Ce n’est pas sans raison que je répète si souvent, que nous avons dans ce psaume non seulement un exemple de justification en David, mais aussi une pleine et parfaite explication de cette céleste doctrine de la justification, de quelle manière elle se fait dans tous les hommes. De sorte que ce psaume est comme une règle générale qui marque comment tous les hommes peuvent être justifiés. Les deux versets précédents nous ont proposé une partie de cette règle, le prophète y a réfuté et détruit tous les autres fondements et les moyens inutiles que les hommes emploient pour se délivrer du péché et pour se réconcilier à Dieu, qui sont ou les bonnes œuvres de la Loi, ou les autres bonnes œuvres que les hommes se choisissent par un surcroît de dévotion. Car il ne demande pas seulement la vérité cachée pour la destruction de l’hypocrisie, mais il demande aussi une autre aspersion que celle de la Loi. Afin de mieux expliquer ce qu’il veut dire, il ajoute : Tu me feras entendre la joie et l’allégresse ; comme s’il voulait dire, tu me laveras d’une telle manière, que par là j’en ressentirai de la joie et de l’allégresse, et j’aurai la paix du cœur et de la conscience par la parole de ta grâce.

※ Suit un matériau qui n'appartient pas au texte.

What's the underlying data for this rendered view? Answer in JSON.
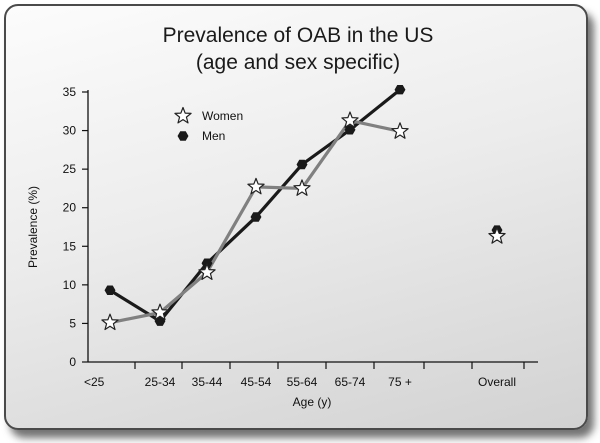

§ 68. La foi vient de ce que l’on entend.

L’emphase est dans ce mot ouïr ; par où il veut faire comprendre que la rémission des péchés qui est ce qui seul apporte une véritable joie, se donne par la parole et se reçoit en l’entendant. Car quand même tu te martyriserais et te mortifierais jusqu’à mourir, et que tu répandrais ton sang, et que tu ferais d’un prompt courage tout ce qui pourrait dépendre de l’homme, tu ne ferais rien par là ; le seul ouïr de la parole de Dieu est ce qui cause la joie au cœur, c’est le seul moyen par lequel il est tranquillisé et assuré devant Dieu ; toutes les autres choses laissent encore dans les âmes des craintes et des doutes.

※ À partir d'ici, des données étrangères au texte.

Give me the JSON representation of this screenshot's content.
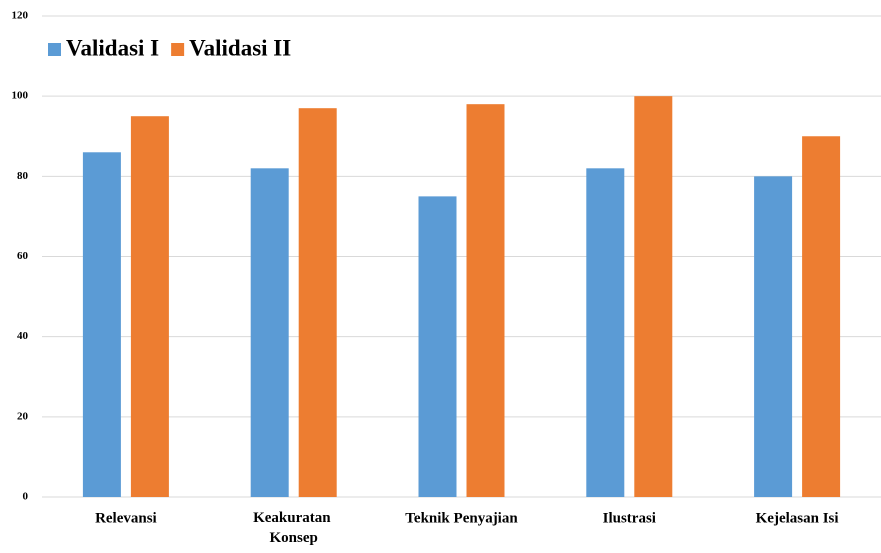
{
  "chart_data": {
    "type": "bar",
    "categories": [
      "Relevansi",
      "Keakuratan Konsep",
      "Teknik Penyajian",
      "Ilustrasi",
      "Kejelasan Isi"
    ],
    "series": [
      {
        "name": "Validasi I",
        "color": "#5b9bd5",
        "values": [
          86,
          82,
          75,
          82,
          80
        ]
      },
      {
        "name": "Validasi II",
        "color": "#ed7d31",
        "values": [
          95,
          97,
          98,
          100,
          90
        ]
      }
    ],
    "ylim": [
      0,
      120
    ],
    "yticks": [
      0,
      20,
      40,
      60,
      80,
      100,
      120
    ],
    "grid": true,
    "legend": "top-left"
  }
}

Remarquez donc ces choses qui sont comprises dans les énergiques expressions dont le Saint-Esprit se sert, car il veut encore continuer à réfuter et à rejeter les fausses doctrines qu’il a déjà censurées ci-dessus. Car ici il veut taxer d’insuffisance toutes les différentes voies par lesquelles les consciences troublées cherchent quelque soulagement, lesquelles, quoiqu’elles aient une pompeuse et belle apparence, ne donnent et ne procurent pourtant point cette joie que l’ouïe de la parole donne. Car quand les pauvres âmes sont pressées en leurs consciences, elles courent de côté et d’autre, elles se donnent beaucoup de mouvement, et entreprennent tantôt une bonne chose tantôt une autre, ne faisant par là que de s’accroître un travail inutile, dans le temps qu’elles devraient chercher ce seul et unique remède que David nomme ici une aspersion, une purification qui se donne par l’ouïe et la réception de la parole.

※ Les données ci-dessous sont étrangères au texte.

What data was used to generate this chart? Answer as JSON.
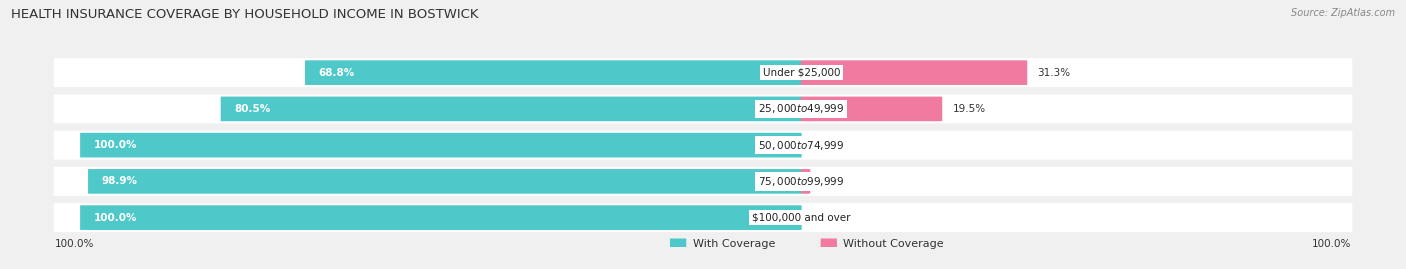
{
  "title": "HEALTH INSURANCE COVERAGE BY HOUSEHOLD INCOME IN BOSTWICK",
  "source": "Source: ZipAtlas.com",
  "categories": [
    "Under $25,000",
    "$25,000 to $49,999",
    "$50,000 to $74,999",
    "$75,000 to $99,999",
    "$100,000 and over"
  ],
  "with_coverage": [
    68.8,
    80.5,
    100.0,
    98.9,
    100.0
  ],
  "without_coverage": [
    31.3,
    19.5,
    0.0,
    1.2,
    0.0
  ],
  "color_with": "#4EC8C8",
  "color_without": "#F07AA0",
  "bg_color": "#f0f0f0",
  "bar_bg": "#ffffff",
  "title_fontsize": 9.5,
  "source_fontsize": 7,
  "label_fontsize": 7.5,
  "axis_label_fontsize": 7.5,
  "legend_fontsize": 8,
  "cat_label_fontsize": 7.5
}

Toute l’œuvre de notre justification se fait d’une manière passive, quant à nous ; mais quand nous nous sentons quelque sainteté, nous voulons ainsi influer d’une manière active à notre justification, c’est-à-dire que nous voulons être justifiés par nos œuvres. Mais selon notre psalmiste, nous ne devons faire aucune autre chose en cette affaire que de prêter nos oreilles et notre attention (comme le psaume 45e le déclare aussi) à ce qu’il nous dit, et le recevoir par la foi ; cela seul est la cause de la joie, et c’est là la seule chose que nous faisons, aidés du Saint-Esprit dans l’œuvre de notre justification. C’était une parole d’allégresse que le paralytique entendit quand Jésus lui dit : Aie bon courage, mon fils, tes péchés te sont pardonnés ; c’était aussi une cause de joie quand David entendit de la bouche de Nathan : Tu ne mourras point.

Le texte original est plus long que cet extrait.